PRESIDENT Rodrigo Duterte on Saturday vowed anew not to unsettle Beijing over the West Philippine Sea (South China Sea) dispute, claiming China wants to help the Philippines without anything in return.

Duterte said that he won’t raise the dispute during his meeting with Chinese President Xi Jinping at the sidelines of a Beijing-led economic cooperation forum that opens today.

“One thing is very certain actually: China, in all good faith, wants to help us. And they are not asking for anything. No conditions,” Duterte told Filipino workers in Hong Kong ahead of his scheduled meeting with Xi on Monday.

Duterte said he would rather focus on seeking economic cooperation and aid.

The President is in Beijing to attend the “Belt and Road” Initiative Forum called by President Xi.

“This [One Belt and Road Initiative] is the strategy of President Xi Jinping for the prosperity in this region, the Asean Community, and to the world. Mainly because I think there are about [29] heads of states attending this meeting and I was one of those lucky to be invited and I am sure that what we will talk about will really be how to improve the economy of the world,” Duterte said.

The President then thanked China for helping the Philippines improve its economy.

“Remember there was a time our exports were not accepted here... until I declared that I am veering away…and chart my own independent agreements regarding trade and commerce to anybody who would want to talk to us,” Duterte said.

Duterte’s visit to Beijing comes as Chinese militarization and reclamation activities continue in the South China Sea despite China’s defeat to the Philippines in the landmark arbitration case on the maritime row in July 2016.

China has consistently ignored the United Nations-backed arbitral tribunal’s ruling that invalidated its “nine-dash line” claim over nearly all of the waters. The Philippines initiated the legal case under the Aquino administration.

In the Philippines’ recent hosting of the Association of Southeast Asian Nations (Asean), the 10-nation bloc’s joint statement called for the observance of principles under the United Nations Convention on the Law of the Sea.

The statement, however, did not mention continuing Chinese incursions in the waters and the Philippines’ legal victory.

Bilateral consultations to begin

In a news conference in Beijing, Philippine Ambassador to Beijing Jose Santa Romana announced that the Philippines and China would begin long-stalled talks on the South China Sea dispute this week.

“The first session will be the first step in a long journey…That is first step to resolve what seems to be an unbridgeable gap,” Santa Romana told reporters on Saturday.

He said the first meeting would take place at the sidelines of an Asean meeting with China, a special event initiated and arranged by Beijing following the Asean summit held in Manila last month.

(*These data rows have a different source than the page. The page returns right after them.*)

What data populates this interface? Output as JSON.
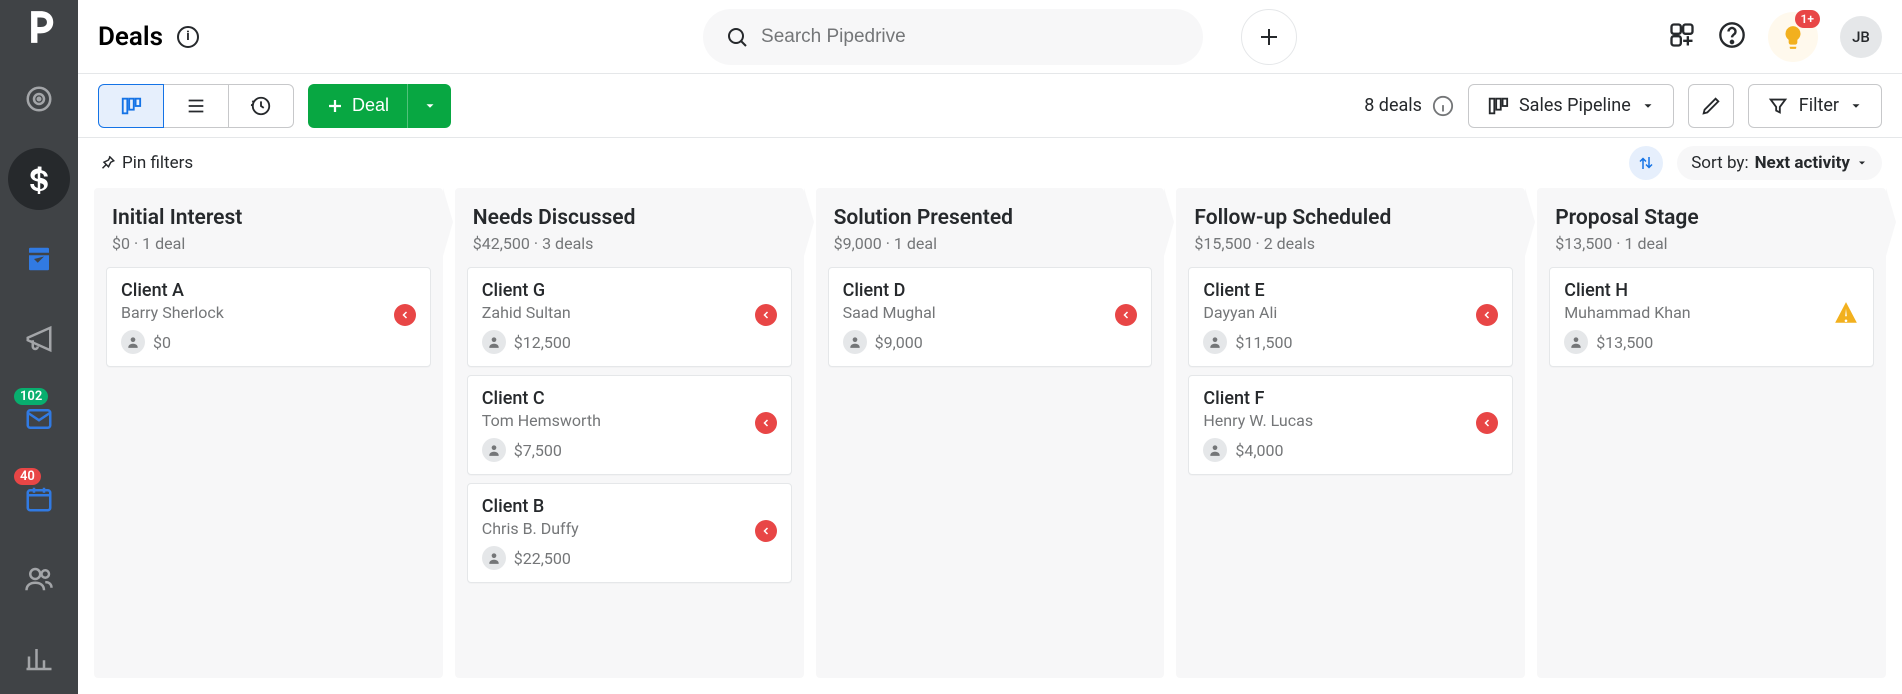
{
  "header": {
    "title": "Deals",
    "search_placeholder": "Search Pipedrive",
    "assist_count": "1+",
    "user_initials": "JB"
  },
  "toolbar": {
    "deal_label": "Deal",
    "deal_count_label": "8 deals",
    "pipeline_label": "Sales Pipeline",
    "filter_label": "Filter"
  },
  "subbar": {
    "pin_filters_label": "Pin filters",
    "sort_prefix": "Sort by:",
    "sort_value": "Next activity"
  },
  "sidebar_badges": {
    "inbox": "102",
    "activities": "40"
  },
  "columns": [
    {
      "title": "Initial Interest",
      "total": "$0",
      "count_label": "1 deal",
      "cards": [
        {
          "name": "Client A",
          "owner": "Barry Sherlock",
          "amount": "$0",
          "status": "overdue"
        }
      ]
    },
    {
      "title": "Needs Discussed",
      "total": "$42,500",
      "count_label": "3 deals",
      "cards": [
        {
          "name": "Client G",
          "owner": "Zahid Sultan",
          "amount": "$12,500",
          "status": "overdue"
        },
        {
          "name": "Client C",
          "owner": "Tom Hemsworth",
          "amount": "$7,500",
          "status": "overdue"
        },
        {
          "name": "Client B",
          "owner": "Chris B. Duffy",
          "amount": "$22,500",
          "status": "overdue"
        }
      ]
    },
    {
      "title": "Solution Presented",
      "total": "$9,000",
      "count_label": "1 deal",
      "cards": [
        {
          "name": "Client D",
          "owner": "Saad Mughal",
          "amount": "$9,000",
          "status": "overdue"
        }
      ]
    },
    {
      "title": "Follow-up Scheduled",
      "total": "$15,500",
      "count_label": "2 deals",
      "cards": [
        {
          "name": "Client E",
          "owner": "Dayyan Ali",
          "amount": "$11,500",
          "status": "overdue"
        },
        {
          "name": "Client F",
          "owner": "Henry W. Lucas",
          "amount": "$4,000",
          "status": "overdue"
        }
      ]
    },
    {
      "title": "Proposal Stage",
      "total": "$13,500",
      "count_label": "1 deal",
      "cards": [
        {
          "name": "Client H",
          "owner": "Muhammad Khan",
          "amount": "$13,500",
          "status": "warning"
        }
      ]
    }
  ]
}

Santa Romana and newly designated Foreign Affairs Secretary Alan Peter Cayetano have said that President Duterte was employing not just diplomacy but “strategic” ways to resolve the West Philippine Sea dispute.

“The first session will really cover the terms of reference, the basics, try to draw out an agenda,” he said, adding that among those set to attend are Chinese Ambassador to the Philippines Zhao Jianhua and Filipino

foreign affairs officials led by Cayetano.

During the Asean Summit chaired by the Philippines, the regions’ leaders did not issue a strong statement against the reclamation of several reefs in the West Philippine Sea being also claimed partly by Vietnam, Brunei, Malaysia and Taiwan.

Asean countries are looking forward to a framework of the Code of Conduct of the South China Sea, which is expected to limit, if not stop, China’s aggressive buildup in the waters.

“We have to clarify what is our position on the issue, and for the Chinese to clarify their position on a certain issue is at least a first step in trying to understand where the difference lies,” Santa Romana said.

“It will be an exchange of views. At least, you are able to communicate, not through a megaphone but in a room where the two sides will meet, not open to the media but at least where they can speak directly to each other and try to understand,” he added.

Santa Romana clarified that the Philippines is not setting aside the July 2016 arbitral ruling.

“If you put the disputes in the front and center, the result is the relations will be frozen because the disputes cannot be solved overnight…The basic approach of the Duterte administration is to use it in separate tracks, open an area where there are no disputes, promoting economics, trade, commerce, cultural exchange,” said Santa Romana, a former journalist based in Beijing.

“Putting it in a separate track is not to abandon it, but it’s compartmentalizing,” he added.